Proof involving cross products

1. Sep 2, 2009

lemmiwinks

So I'm an engineering student and we're doing some work with tensors and indicial notation, and I came across something that I know is true but couldn't think of how to prove. I don't need it for hw or anything it's just a curiosity thing. OK, so

Basically take a set of axes, 3 perpendicular vectors, call them A B and C
Prove (AXC)'dot'(BXC) = 0 (ie the vectors are perpendicular, X stands for cross product)

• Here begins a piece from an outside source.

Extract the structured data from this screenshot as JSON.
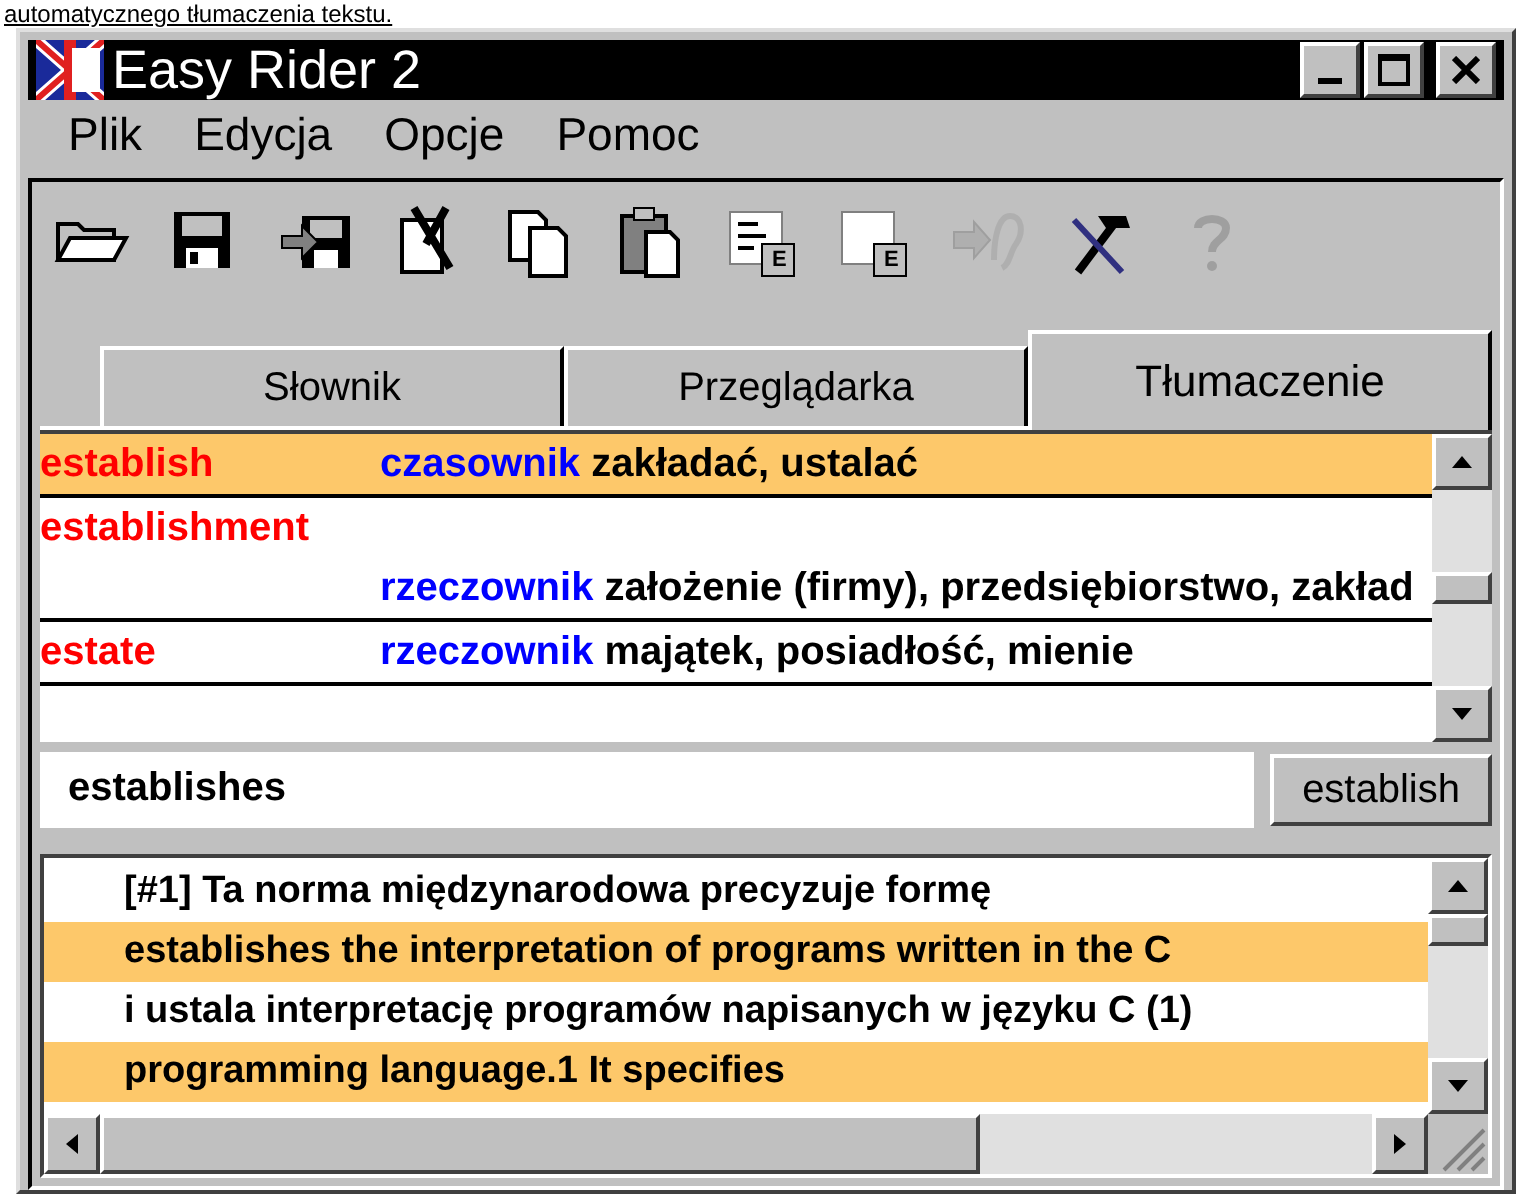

It seems like it should be really obvious but I can't think of how to solve it like a proof... I'm probably gonna feel like a moron when somebody answers but whatever.

2. Sep 2, 2009

rock.freak667

If A,B and C are perpendicular.

What vector does AxC give? What vector does BxC give? Knowing that when when you find the cross-product of two vectors, you get a vector perpendicular to the plane containing the two crossed vectors.

3. Sep 2, 2009

lemmiwinks

Yeah I guess it was a stupid question I was just trying to think of how I would write it down on paper.

4. Sep 2, 2009

rock.freak667

Well you could just write it as AxC =B and BxC=A, B.A = 0. You can probably expand (AxC).(BxC) and get it out. But that takes too much time in case you don't know what a.(bxc) equals.

5. Sep 3, 2009

Edgardo

Since you mentioned tensors and indices, are you supposed to use the http://folk.uio.no/patricg/teaching/a112/levi-civita/index.html" [Broken]?

Last edited by a moderator: May 4, 2017
6. Sep 9, 2009

LCKurtz

A X C is perpendicular to the plane of A and C so is parallel to B. B X C is perpendicular to B so it is perpendicular to A X C. That's why the dot product is 0.